De heer Paul Delva : Mevrouw de voorzitter, mijnheer de minister, collegas, Vlaanderen investeert heel wat middelen in het culturele leven in Brussel, zowel vanuit het bevoegdheidsdomein Cultuur als vanuit het bevoegdheidsdomein Brussel. Bij de bespreking van de beleidsnota Brussel 2009-2014 zullen we het daar waarschijnlijk uitgebreider over hebben. In de vorige legislatuur heeft Vlaanderen bijvoorbeeld in culturele infrastructuur alleen al ongeveer 50 miljoen euro geïnvesteerd in Brussel. Hiermee werden onder andere de aankoop van een ruimte voor het dansgezelschap Rosas en de Performing Arts Research and Training Studios (P.A.R.T.S.), investeringen in een gebouw voor het jeugdtheater Bronks, Muntpunt, en dies meer gerealiseerd.
Enkele jaren geleden werd in Vorst de oude brouwerij Wielemans-Ceuppens grondig gerestaureerd tot een Brussels centrum voor hedendaagse kunst, Wiels. Onlangs verschenen er echter berichten in de pers dat het kunstencentrum, dat op een heel korte termijn een internationale renommé heeft gekregen, een veiling gaat organiseren om de laatste fase van de restauratie van het gebouw te financieren, omdat de huidige subsidies en privéfinanciering niet volstaan. Een aantal topkunstenaars, zoals Luc Tuymans, hebben ondertussen toegezegd een werk te doneren voor deze veiling.

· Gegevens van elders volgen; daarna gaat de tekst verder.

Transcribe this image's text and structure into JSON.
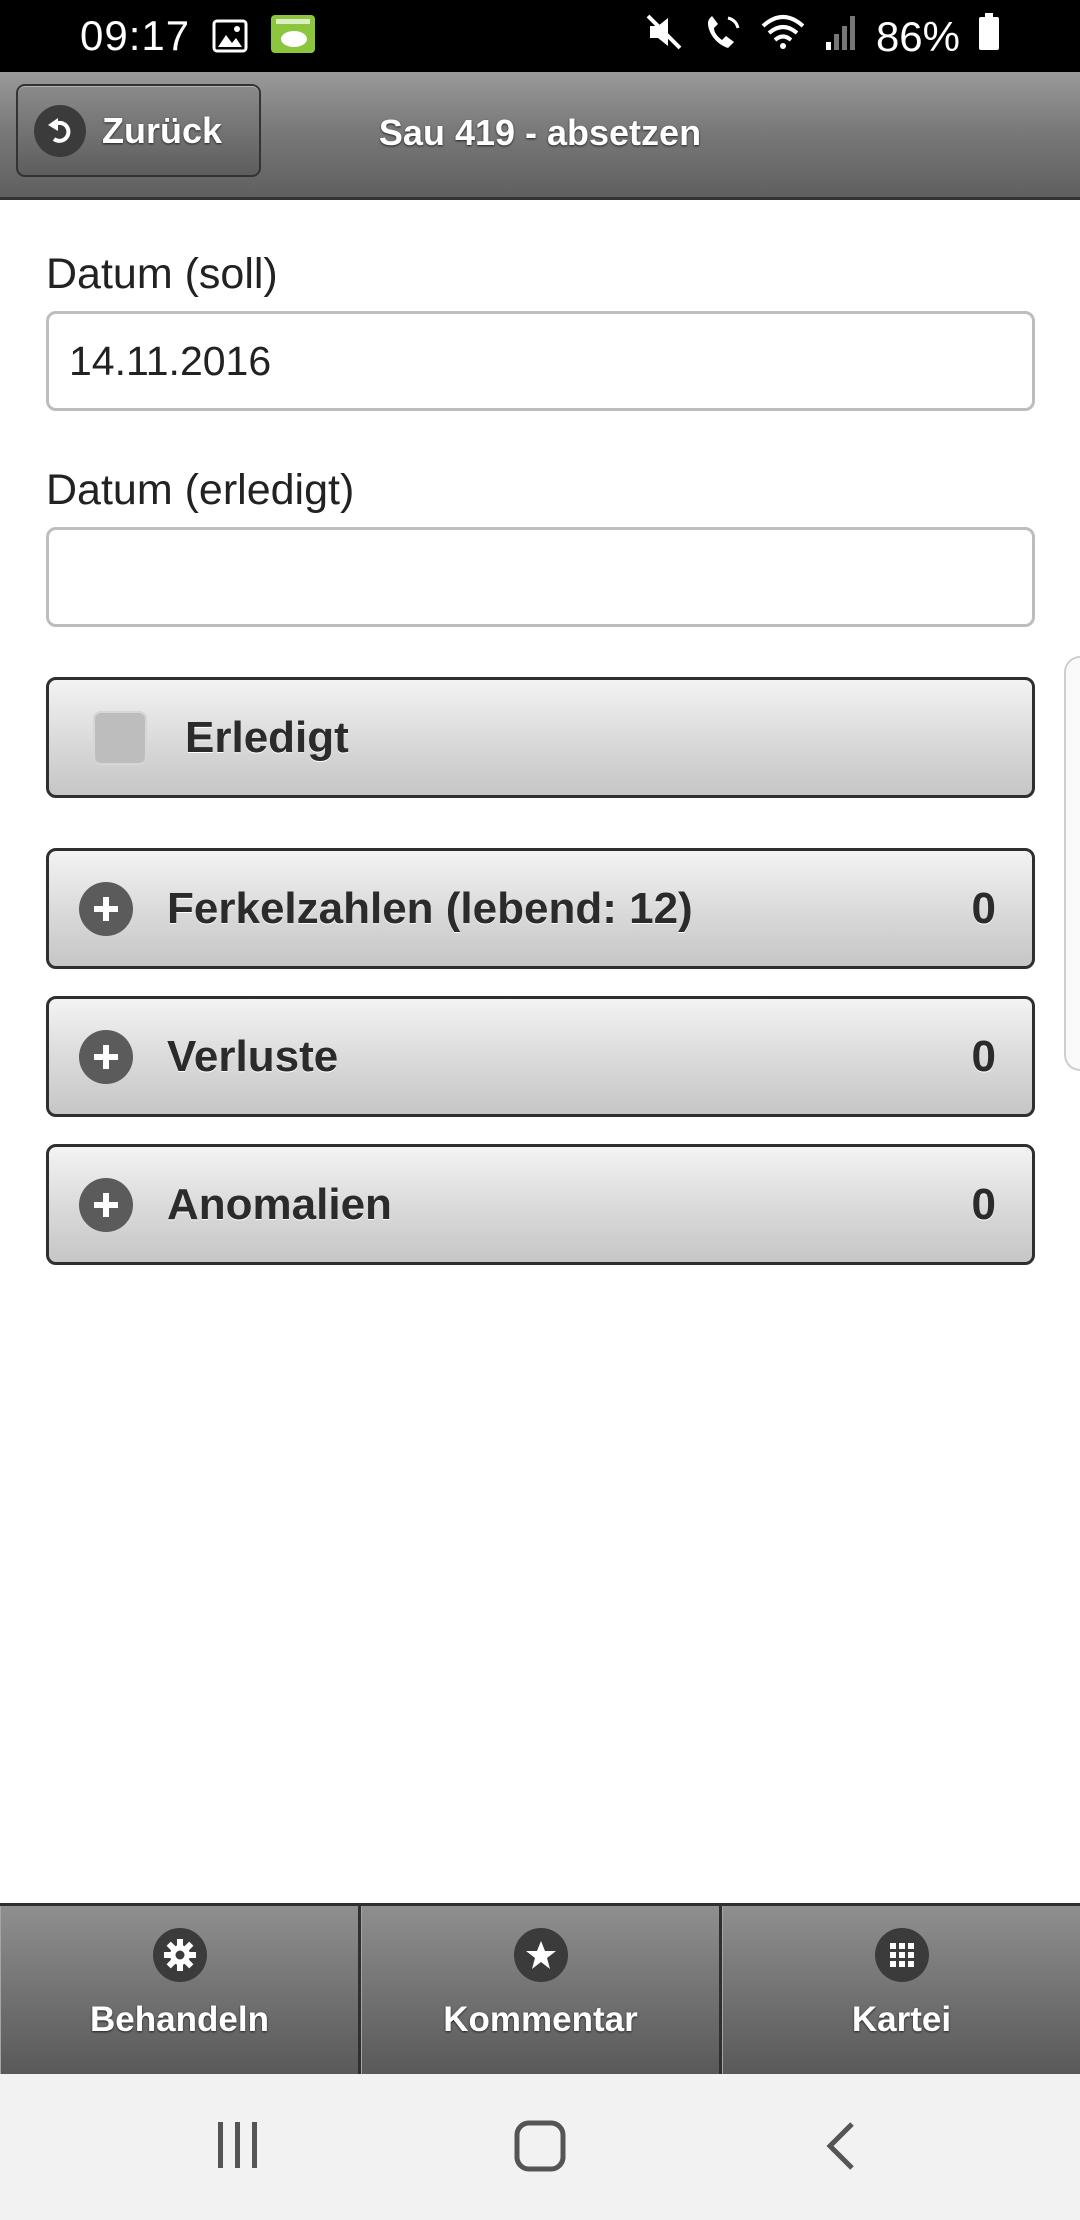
{
  "status_bar": {
    "time": "09:17",
    "battery": "86%",
    "icons_left": [
      "image-icon",
      "app-icon"
    ],
    "icons_right": [
      "mute-icon",
      "wifi-call-icon",
      "wifi-icon",
      "signal-icon",
      "battery-icon"
    ]
  },
  "header": {
    "back_label": "Zurück",
    "title": "Sau 419 - absetzen"
  },
  "form": {
    "date_target_label": "Datum (soll)",
    "date_target_value": "14.11.2016",
    "date_done_label": "Datum (erledigt)",
    "date_done_value": "",
    "done_checkbox_label": "Erledigt",
    "done_checked": false
  },
  "sections": [
    {
      "label": "Ferkelzahlen (lebend: 12)",
      "count": "0"
    },
    {
      "label": "Verluste",
      "count": "0"
    },
    {
      "label": "Anomalien",
      "count": "0"
    }
  ],
  "footer_nav": [
    {
      "label": "Behandeln",
      "icon": "gear-icon"
    },
    {
      "label": "Kommentar",
      "icon": "star-icon"
    },
    {
      "label": "Kartei",
      "icon": "grid-icon"
    }
  ],
  "system_nav": [
    "recent-apps-icon",
    "home-icon",
    "back-icon"
  ],
  "colors": {
    "header_gradient_top": "#9a9a9a",
    "header_gradient_bottom": "#5f5f5f",
    "button_gradient_top": "#f3f3f3",
    "button_gradient_bottom": "#c6c6c6",
    "icon_circle": "#5b5b5b"
  }
}
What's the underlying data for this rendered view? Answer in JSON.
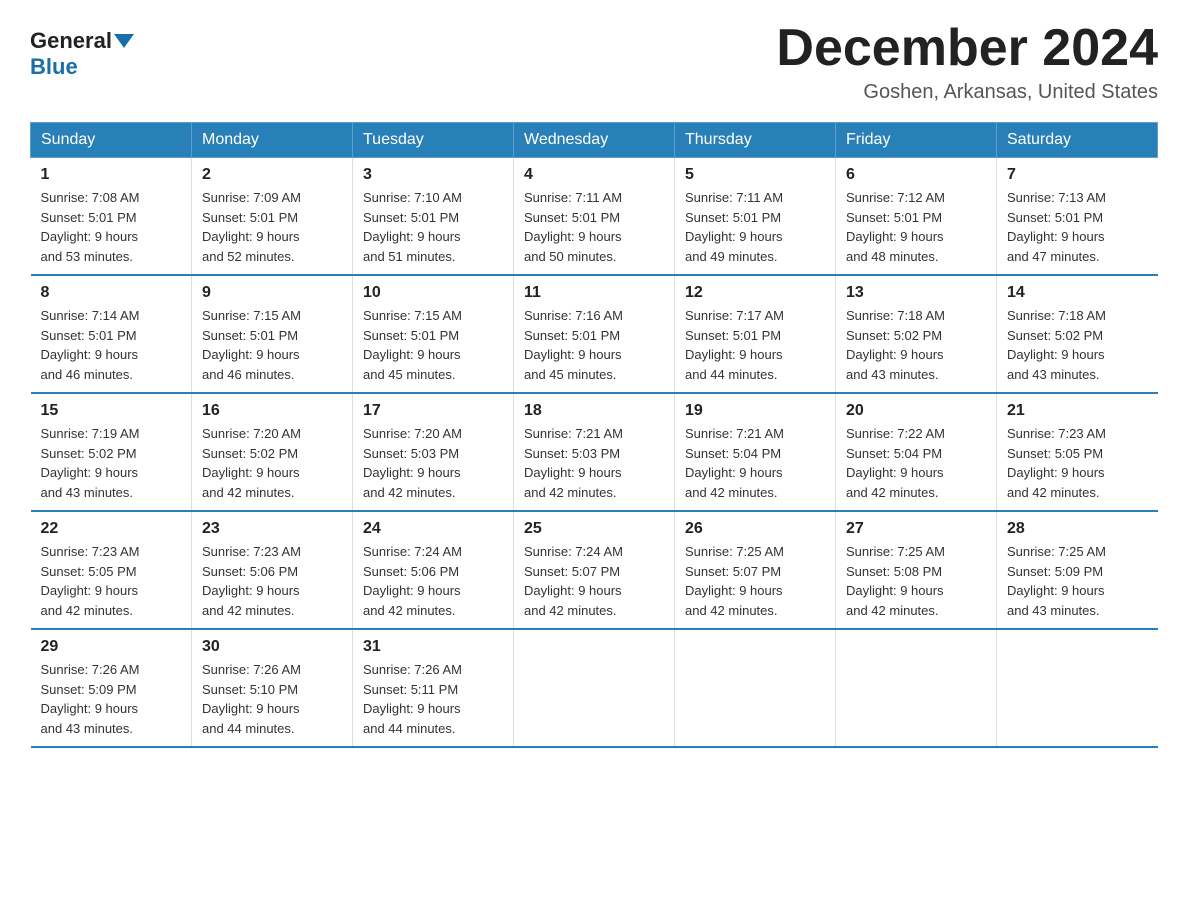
{
  "header": {
    "logo_general": "General",
    "logo_blue": "Blue",
    "month_title": "December 2024",
    "location": "Goshen, Arkansas, United States"
  },
  "days_of_week": [
    "Sunday",
    "Monday",
    "Tuesday",
    "Wednesday",
    "Thursday",
    "Friday",
    "Saturday"
  ],
  "weeks": [
    [
      {
        "date": "1",
        "sunrise": "7:08 AM",
        "sunset": "5:01 PM",
        "daylight": "9 hours and 53 minutes."
      },
      {
        "date": "2",
        "sunrise": "7:09 AM",
        "sunset": "5:01 PM",
        "daylight": "9 hours and 52 minutes."
      },
      {
        "date": "3",
        "sunrise": "7:10 AM",
        "sunset": "5:01 PM",
        "daylight": "9 hours and 51 minutes."
      },
      {
        "date": "4",
        "sunrise": "7:11 AM",
        "sunset": "5:01 PM",
        "daylight": "9 hours and 50 minutes."
      },
      {
        "date": "5",
        "sunrise": "7:11 AM",
        "sunset": "5:01 PM",
        "daylight": "9 hours and 49 minutes."
      },
      {
        "date": "6",
        "sunrise": "7:12 AM",
        "sunset": "5:01 PM",
        "daylight": "9 hours and 48 minutes."
      },
      {
        "date": "7",
        "sunrise": "7:13 AM",
        "sunset": "5:01 PM",
        "daylight": "9 hours and 47 minutes."
      }
    ],
    [
      {
        "date": "8",
        "sunrise": "7:14 AM",
        "sunset": "5:01 PM",
        "daylight": "9 hours and 46 minutes."
      },
      {
        "date": "9",
        "sunrise": "7:15 AM",
        "sunset": "5:01 PM",
        "daylight": "9 hours and 46 minutes."
      },
      {
        "date": "10",
        "sunrise": "7:15 AM",
        "sunset": "5:01 PM",
        "daylight": "9 hours and 45 minutes."
      },
      {
        "date": "11",
        "sunrise": "7:16 AM",
        "sunset": "5:01 PM",
        "daylight": "9 hours and 45 minutes."
      },
      {
        "date": "12",
        "sunrise": "7:17 AM",
        "sunset": "5:01 PM",
        "daylight": "9 hours and 44 minutes."
      },
      {
        "date": "13",
        "sunrise": "7:18 AM",
        "sunset": "5:02 PM",
        "daylight": "9 hours and 43 minutes."
      },
      {
        "date": "14",
        "sunrise": "7:18 AM",
        "sunset": "5:02 PM",
        "daylight": "9 hours and 43 minutes."
      }
    ],
    [
      {
        "date": "15",
        "sunrise": "7:19 AM",
        "sunset": "5:02 PM",
        "daylight": "9 hours and 43 minutes."
      },
      {
        "date": "16",
        "sunrise": "7:20 AM",
        "sunset": "5:02 PM",
        "daylight": "9 hours and 42 minutes."
      },
      {
        "date": "17",
        "sunrise": "7:20 AM",
        "sunset": "5:03 PM",
        "daylight": "9 hours and 42 minutes."
      },
      {
        "date": "18",
        "sunrise": "7:21 AM",
        "sunset": "5:03 PM",
        "daylight": "9 hours and 42 minutes."
      },
      {
        "date": "19",
        "sunrise": "7:21 AM",
        "sunset": "5:04 PM",
        "daylight": "9 hours and 42 minutes."
      },
      {
        "date": "20",
        "sunrise": "7:22 AM",
        "sunset": "5:04 PM",
        "daylight": "9 hours and 42 minutes."
      },
      {
        "date": "21",
        "sunrise": "7:23 AM",
        "sunset": "5:05 PM",
        "daylight": "9 hours and 42 minutes."
      }
    ],
    [
      {
        "date": "22",
        "sunrise": "7:23 AM",
        "sunset": "5:05 PM",
        "daylight": "9 hours and 42 minutes."
      },
      {
        "date": "23",
        "sunrise": "7:23 AM",
        "sunset": "5:06 PM",
        "daylight": "9 hours and 42 minutes."
      },
      {
        "date": "24",
        "sunrise": "7:24 AM",
        "sunset": "5:06 PM",
        "daylight": "9 hours and 42 minutes."
      },
      {
        "date": "25",
        "sunrise": "7:24 AM",
        "sunset": "5:07 PM",
        "daylight": "9 hours and 42 minutes."
      },
      {
        "date": "26",
        "sunrise": "7:25 AM",
        "sunset": "5:07 PM",
        "daylight": "9 hours and 42 minutes."
      },
      {
        "date": "27",
        "sunrise": "7:25 AM",
        "sunset": "5:08 PM",
        "daylight": "9 hours and 42 minutes."
      },
      {
        "date": "28",
        "sunrise": "7:25 AM",
        "sunset": "5:09 PM",
        "daylight": "9 hours and 43 minutes."
      }
    ],
    [
      {
        "date": "29",
        "sunrise": "7:26 AM",
        "sunset": "5:09 PM",
        "daylight": "9 hours and 43 minutes."
      },
      {
        "date": "30",
        "sunrise": "7:26 AM",
        "sunset": "5:10 PM",
        "daylight": "9 hours and 44 minutes."
      },
      {
        "date": "31",
        "sunrise": "7:26 AM",
        "sunset": "5:11 PM",
        "daylight": "9 hours and 44 minutes."
      },
      {
        "date": "",
        "sunrise": "",
        "sunset": "",
        "daylight": ""
      },
      {
        "date": "",
        "sunrise": "",
        "sunset": "",
        "daylight": ""
      },
      {
        "date": "",
        "sunrise": "",
        "sunset": "",
        "daylight": ""
      },
      {
        "date": "",
        "sunrise": "",
        "sunset": "",
        "daylight": ""
      }
    ]
  ],
  "labels": {
    "sunrise": "Sunrise:",
    "sunset": "Sunset:",
    "daylight": "Daylight:"
  }
}
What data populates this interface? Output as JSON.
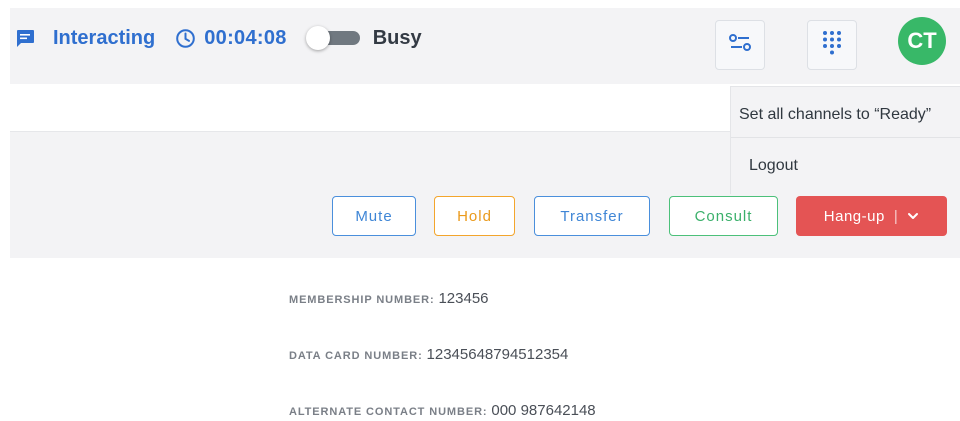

Mijnheer de minister, een dergelijke veiling is geen primeur. Onlangs werden gelijkaardige initiatieven genomen door Extra City in Antwerpen, de Kunsthalle Bern, de Nederlandse galerij De Appel enzovoort. Het blijft wel opmerkelijk dat de financiering van zon gebouw op een dergelijke wijze gerealiseerd moet worden. Dat stemt tot nadenken. Ik weet wel dat het helemaal niet de eerste verantwoordelijkheid is van Vlaanderen. Ik kom daar later nog even op terug. In dit verband wens ik toch even Dirk De Wit te citeren. Hij is directeur van BAM en dan heb ik het niet over die maatschappij in Antwerpen, maar wel over het Vlaamse steunpunt voor beeldende, audiovisuele en mediakunst. Die instelling bestaat ook en krijgt trouwens eigenlijk wat te weinig aandacht in de pers. Hij zegt iets interessants: De solidariteit van kunstenaars is mooi, maar ik vind het eigenlijk heel triest dat het zo moet gebeuren. Een veiling zoals die bij Wiels zou niet nodig moeten zijn in een hoofdstad, zeker niet in een hoofdstad die geen enkel museum telt voor moderne kunst. Ik hoop dat dit een signaal is voor de Franstalige en Nederlandstalige beleidsmakers om iets aan die situatie te gaan doen.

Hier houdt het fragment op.